Supply Chain Sustainability: A Practical Guide for Continuous Improvement (2015)

This guide outlines practical steps companies can take to achieve supply chain sustainability and presents examples to inspire action.

Primary Functions

  • Further the work of companies in collaborating with their suppliers to deliver tangible and lasting benefits to business, the environment and societies

Detailed Description

Supply chain sustainability is increasingly recognized as a key component of corporate sustainability. In addition to being the right thing to do, managing the social, environmental and economic impacts of supply chains and combating corruption makes good business sense. However, supply chains consist of continuously evolving markets and relationships. To navigate this complex terrain, we offer a few baseline definitions and practical steps that companies can take toward progress, using the United Nations Global Compact principles as the basis to work toward supply chain sustainability.

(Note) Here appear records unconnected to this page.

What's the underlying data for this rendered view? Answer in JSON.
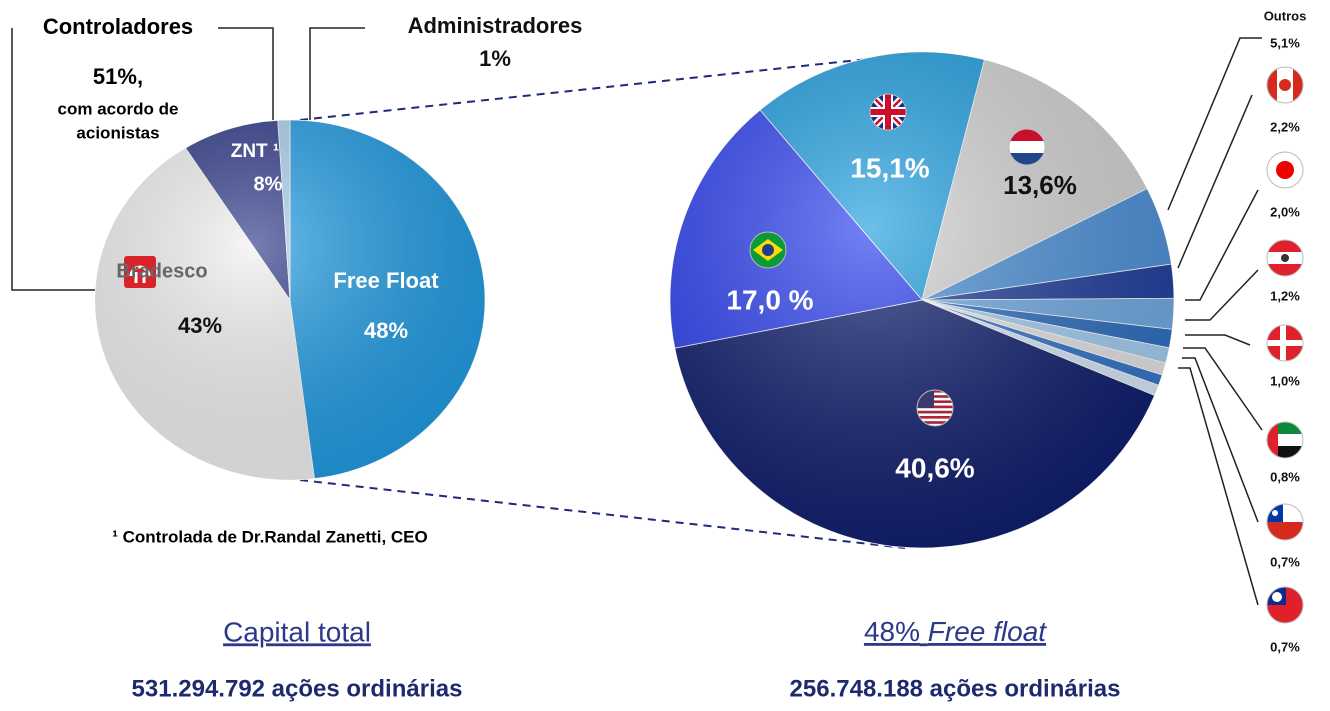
{
  "chart_data": [
    {
      "type": "pie",
      "categories": [
        "Free Float",
        "Bradesco",
        "ZNT ¹",
        "Administradores"
      ],
      "values": [
        48,
        43,
        8,
        1
      ],
      "value_labels": [
        "48%",
        "43%",
        "8%",
        "1%"
      ],
      "colors": [
        "#1e9be3",
        "#f1f1f1",
        "#2c3888",
        "#a9cfee"
      ]
    },
    {
      "type": "pie",
      "categories": [
        null,
        null,
        "Outros",
        null,
        null,
        null,
        null,
        null,
        null,
        null,
        null,
        null
      ],
      "values": [
        15.1,
        13.6,
        5.1,
        2.2,
        2.0,
        1.2,
        1.0,
        0.8,
        0.7,
        0.7,
        40.6,
        17.0
      ],
      "value_labels": [
        "15,1%",
        "13,6%",
        "5,1%",
        "2,2%",
        "2,0%",
        "1,2%",
        "1,0%",
        "0,8%",
        "0,7%",
        "0,7%",
        "40,6%",
        "17,0 %"
      ],
      "colors": [
        "#1c9ddf",
        "#d3d3d3",
        "#4b8fd8",
        "#1e3c9c",
        "#6ea9e2",
        "#2c6dbf",
        "#a3cdf2",
        "#e4e4e4",
        "#3173c9",
        "#d6e7f8",
        "#0d1b6c",
        "#2b3ff0"
      ]
    }
  ],
  "controladores": {
    "title": "Controladores",
    "share": "51%,",
    "note_lines": [
      "com acordo de",
      "acionistas"
    ]
  },
  "footnote": "¹ Controlada de Dr.Randal Zanetti, CEO",
  "left_caption": {
    "title": "Capital total",
    "shares": "531.294.792 ações ordinárias"
  },
  "right_caption": {
    "title_prefix": "48%",
    "title_emph": "Free float",
    "shares": "256.748.188 ações ordinárias"
  }
}
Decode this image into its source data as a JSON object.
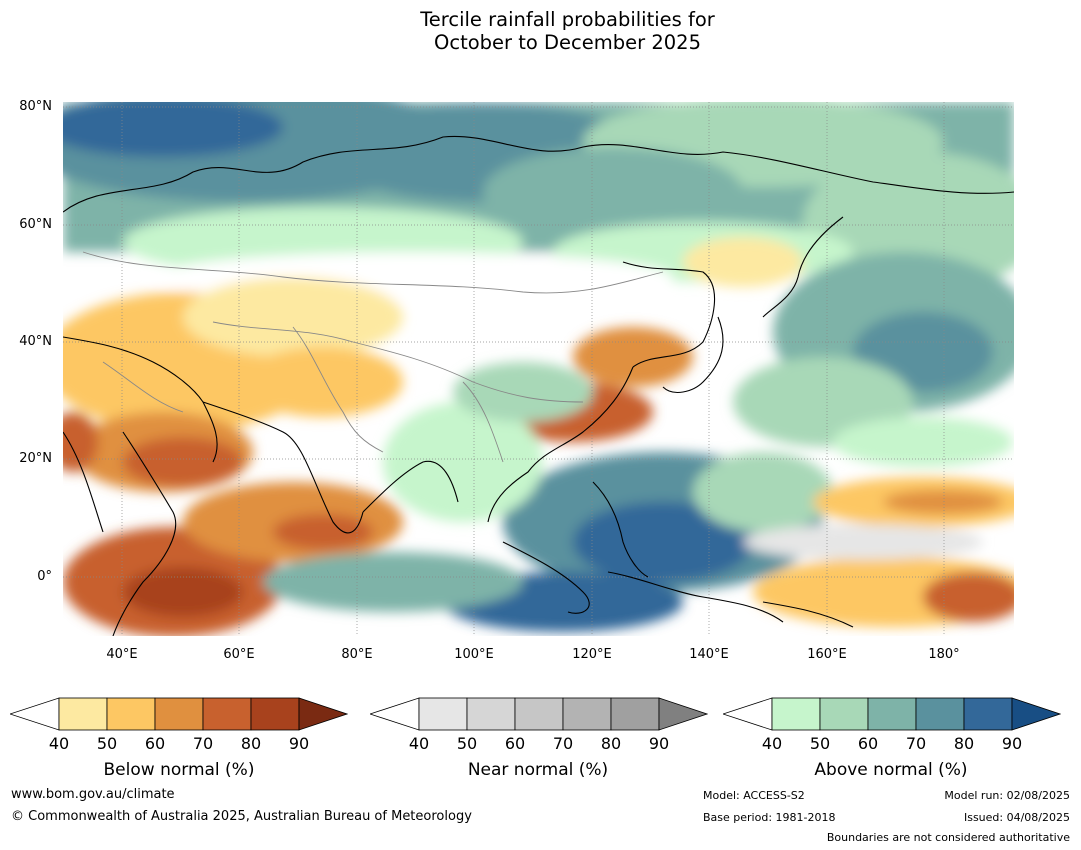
{
  "title": {
    "line1": "Tercile rainfall probabilities for",
    "line2": "October to December 2025"
  },
  "map": {
    "lat_labels": [
      "80°N",
      "60°N",
      "40°N",
      "20°N",
      "0°"
    ],
    "lon_labels": [
      "40°E",
      "60°E",
      "80°E",
      "100°E",
      "120°E",
      "140°E",
      "160°E",
      "180°"
    ],
    "extent": {
      "lon_min": 30,
      "lon_max": 192,
      "lat_min": -10,
      "lat_max": 81
    },
    "colors": {
      "ocean": "#ffffff",
      "coastline": "#000000",
      "border": "#888888",
      "graticule": "#888888"
    }
  },
  "legends": [
    {
      "title": "Below normal (%)",
      "ticks": [
        "40",
        "50",
        "60",
        "70",
        "80",
        "90"
      ],
      "colors": [
        "#fde9a1",
        "#fdc763",
        "#e0903f",
        "#c8612e",
        "#a8421d",
        "#7a2a12"
      ]
    },
    {
      "title": "Near normal (%)",
      "ticks": [
        "40",
        "50",
        "60",
        "70",
        "80",
        "90"
      ],
      "colors": [
        "#e6e6e6",
        "#d6d6d6",
        "#c6c6c6",
        "#b3b3b3",
        "#a0a0a0",
        "#808080"
      ]
    },
    {
      "title": "Above normal (%)",
      "ticks": [
        "40",
        "50",
        "60",
        "70",
        "80",
        "90"
      ],
      "colors": [
        "#c6f5cc",
        "#a8d8b7",
        "#7eb3a8",
        "#5a919e",
        "#336899",
        "#184e84"
      ]
    }
  ],
  "footer": {
    "website": "www.bom.gov.au/climate",
    "copyright": "© Commonwealth of Australia 2025, Australian Bureau of Meteorology",
    "model": "Model: ACCESS-S2",
    "base_period": "Base period: 1981-2018",
    "model_run": "Model run: 02/08/2025",
    "issued": "Issued: 04/08/2025",
    "disclaimer": "Boundaries are not considered authoritative"
  }
}
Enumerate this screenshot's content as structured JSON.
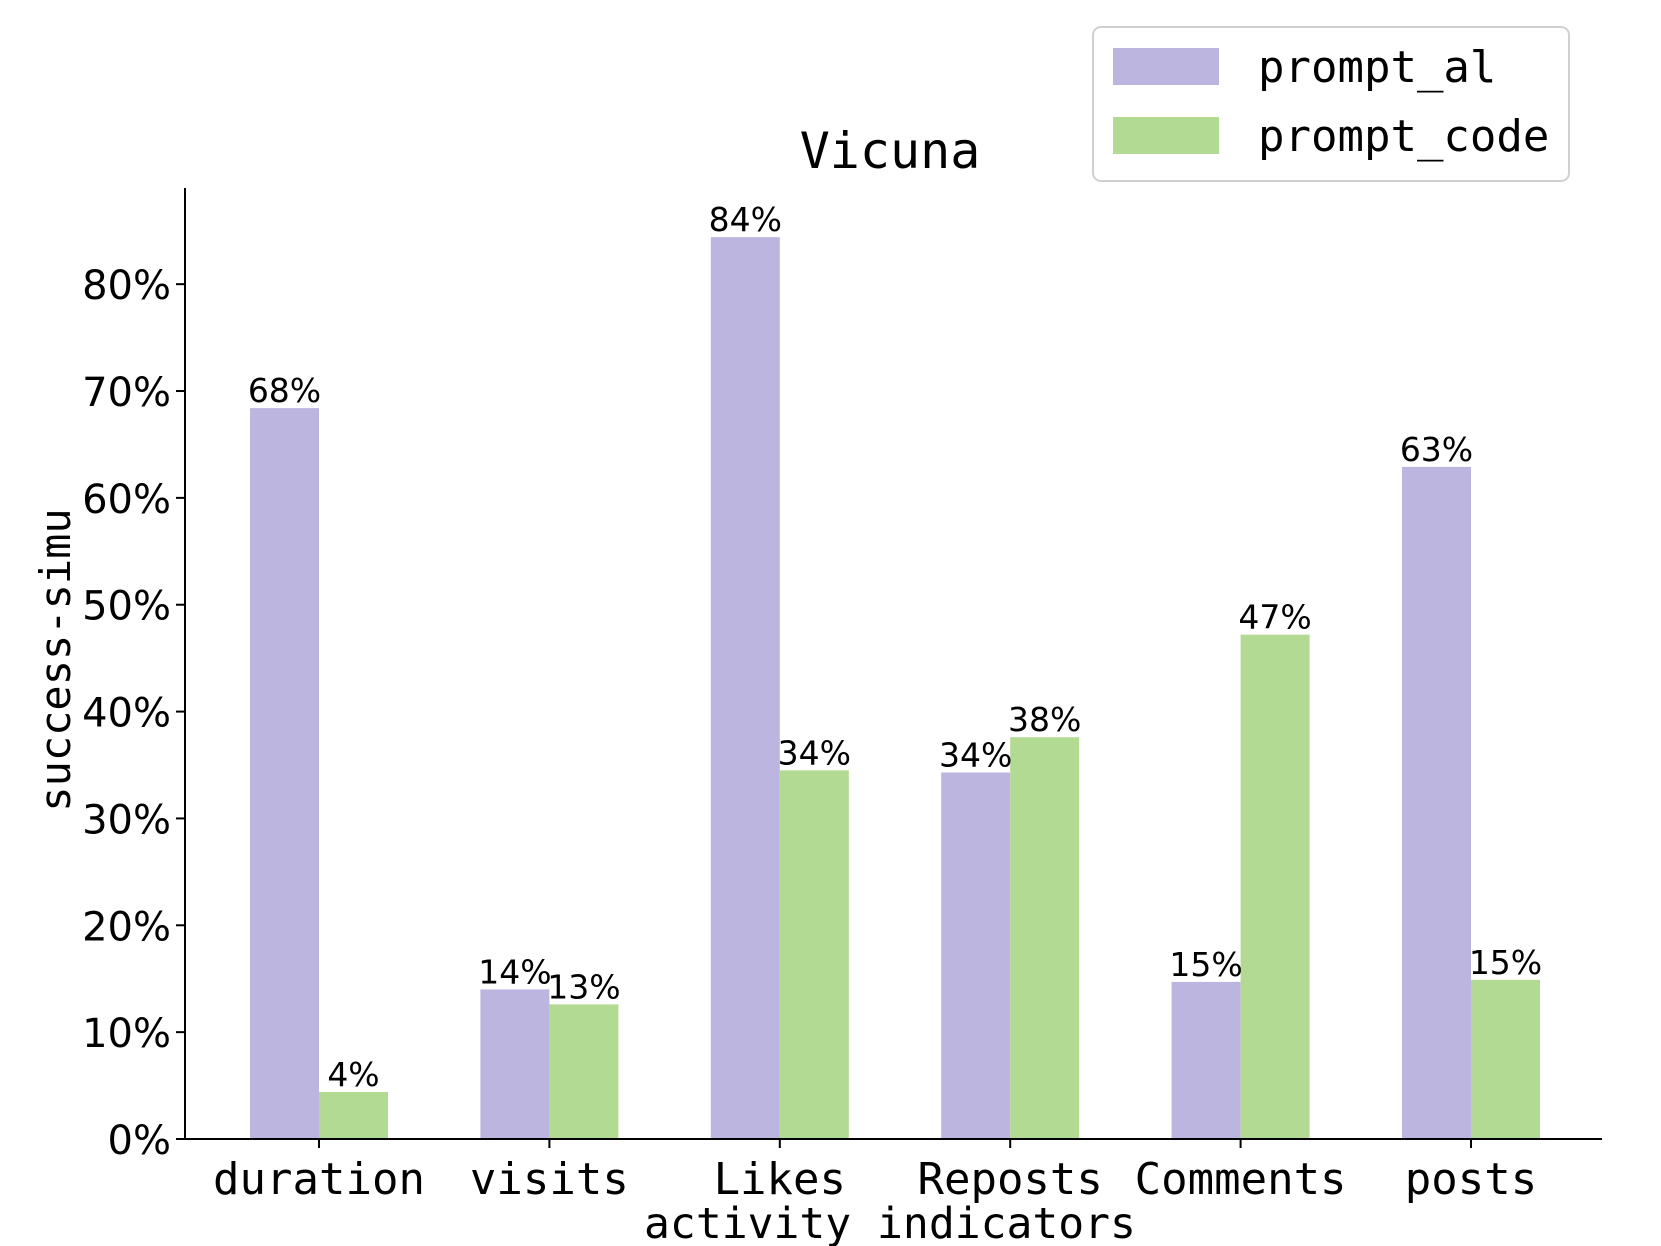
{
  "chart_data": {
    "type": "bar",
    "title": "Vicuna",
    "xlabel": "activity indicators",
    "ylabel": "success-simu",
    "categories": [
      "duration",
      "visits",
      "Likes",
      "Reposts",
      "Comments",
      "posts"
    ],
    "series": [
      {
        "name": "prompt_al",
        "color": "#bcb5e0",
        "values": [
          68.4,
          14.0,
          84.4,
          34.3,
          14.7,
          62.9
        ],
        "labels": [
          "68%",
          "14%",
          "84%",
          "34%",
          "15%",
          "63%"
        ]
      },
      {
        "name": "prompt_code",
        "color": "#b2da93",
        "values": [
          4.4,
          12.6,
          34.5,
          37.6,
          47.2,
          14.9
        ],
        "labels": [
          "4%",
          "13%",
          "34%",
          "38%",
          "47%",
          "15%"
        ]
      }
    ],
    "yticks": [
      0,
      10,
      20,
      30,
      40,
      50,
      60,
      70,
      80
    ],
    "ytick_labels": [
      "0%",
      "10%",
      "20%",
      "30%",
      "40%",
      "50%",
      "60%",
      "70%",
      "80%"
    ],
    "ylim": [
      0,
      89
    ],
    "grid": false,
    "legend_position": "top-right"
  }
}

What is Supply Chain Sustainability?

Supply chain sustainability is the management of environmental, social and economic impacts and the encouragement of good governance practices, throughout the lifecycles of goods and services. The objective of supply chain sustainability is to create, protect and grow long-term environmental, social and economic value for all stakeholders involved in bringing products and services to market. By integrating the UN Global Compact Ten Principles into supply chain relationships, companies can advance corporate sustainability and promote broader sustainable development objectives.

Why is Supply Chain Sustainability important?

Supply chains are the engines for today’s global economy, serving to deliver goods and services around the world, connecting businesses and the individuals who work for them across geographic, industry, cultural and regulatory boundaries.

Supply chain sustainability provides that companies will continue to meet their needs in the future, in economic, social, ethical and environmental terms. It ensures compliance with laws and regulations as well as adherence to and support of international principles for sustainable business conduct. In addition, companies are increasingly taking actions that result in better social, economic and environmental impacts because society expects this and because there are business benefits in doing so.

By managing and seeking to improve environmental, social and economic performance and good governance throughout supply chains, companies act in their own interest, the interests of their stakeholders and the interests of society at large. By implementing supply chain sustainability programmes, companies engage with both direct and sub-tier suppliers, mainstreaming values and actions down to raw material producers and maximizing the overall social, environmental and ethical impact.